Let $\alpha > 0$.
$\forall n \in \mathbb{N}^*, u_n = 1- \cos{\frac{1}{n^\alpha}}$
How do I know when the series $\sum u_n$ converges depending on the value of $\alpha$ ?
Let $\alpha > 0$.
$\forall n \in \mathbb{N}^*, u_n = 1- \cos{\frac{1}{n^\alpha}}$
How do I know when the series $\sum u_n$ converges depending on the value of $\alpha$ ?
Write: $ u_n = 1 - \cos\left(\frac{1}{n^\alpha}\right) = 2 \sin^2\left(\frac{1}{2 n^\alpha}\right) < \frac{1}{2 n^{2\alpha}} $ Moreover $\lim_{n\to\infty} 2 n^{2 \alpha} u_n = 1$. Thus the series $\sum_{n=1}^{\infty} u_n$ converges when $\sum_{n=1}^\infty n^{-2 \alpha}$ does.

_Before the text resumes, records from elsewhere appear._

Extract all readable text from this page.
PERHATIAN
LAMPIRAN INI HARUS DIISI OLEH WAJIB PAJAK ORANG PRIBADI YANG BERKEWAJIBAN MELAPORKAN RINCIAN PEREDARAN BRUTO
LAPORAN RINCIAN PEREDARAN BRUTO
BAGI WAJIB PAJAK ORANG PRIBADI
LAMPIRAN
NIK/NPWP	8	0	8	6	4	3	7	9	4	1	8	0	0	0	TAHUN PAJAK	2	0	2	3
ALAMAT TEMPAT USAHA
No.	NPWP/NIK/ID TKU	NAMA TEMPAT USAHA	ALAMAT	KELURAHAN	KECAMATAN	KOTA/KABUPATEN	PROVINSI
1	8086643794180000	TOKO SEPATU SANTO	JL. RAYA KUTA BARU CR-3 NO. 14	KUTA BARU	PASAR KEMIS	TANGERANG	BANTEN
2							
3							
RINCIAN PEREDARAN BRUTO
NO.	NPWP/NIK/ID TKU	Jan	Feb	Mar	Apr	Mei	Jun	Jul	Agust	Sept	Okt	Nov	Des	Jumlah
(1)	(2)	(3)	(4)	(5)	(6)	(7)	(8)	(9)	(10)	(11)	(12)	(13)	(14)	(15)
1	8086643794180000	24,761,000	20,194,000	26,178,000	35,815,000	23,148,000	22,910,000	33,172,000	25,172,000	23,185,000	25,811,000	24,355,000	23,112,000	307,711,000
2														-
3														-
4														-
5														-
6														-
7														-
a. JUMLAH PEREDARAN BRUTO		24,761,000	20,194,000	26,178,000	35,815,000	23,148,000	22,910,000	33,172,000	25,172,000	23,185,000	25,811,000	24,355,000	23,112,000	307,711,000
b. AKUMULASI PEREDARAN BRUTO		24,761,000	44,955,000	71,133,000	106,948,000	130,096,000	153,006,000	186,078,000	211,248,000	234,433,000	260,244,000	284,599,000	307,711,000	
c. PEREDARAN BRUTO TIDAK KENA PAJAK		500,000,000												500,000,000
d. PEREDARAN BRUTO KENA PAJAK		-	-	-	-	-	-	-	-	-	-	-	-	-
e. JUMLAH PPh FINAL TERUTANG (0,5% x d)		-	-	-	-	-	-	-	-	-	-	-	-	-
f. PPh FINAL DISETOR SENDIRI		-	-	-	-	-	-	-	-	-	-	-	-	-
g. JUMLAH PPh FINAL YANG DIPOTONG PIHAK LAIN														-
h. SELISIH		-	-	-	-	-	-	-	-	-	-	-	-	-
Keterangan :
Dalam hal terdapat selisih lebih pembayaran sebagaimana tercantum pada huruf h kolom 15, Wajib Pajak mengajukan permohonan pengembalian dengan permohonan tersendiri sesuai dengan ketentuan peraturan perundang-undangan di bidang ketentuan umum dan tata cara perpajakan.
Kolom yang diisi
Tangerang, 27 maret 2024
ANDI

Whatever $\alpha>0$ is, $n^{\alpha} \to \infty$ so $\cos (1/n^{\alpha}) $ will go to $\cos 0 =1$ so $u_n \to 0.$
By Taylor expanding, we get $1- \cos(1/n^{\alpha}) = 1/( 2 n^{2\alpha} ) + O( 1/n^{4\alpha}).$ So the sum converges if and only if $\alpha >0.5$.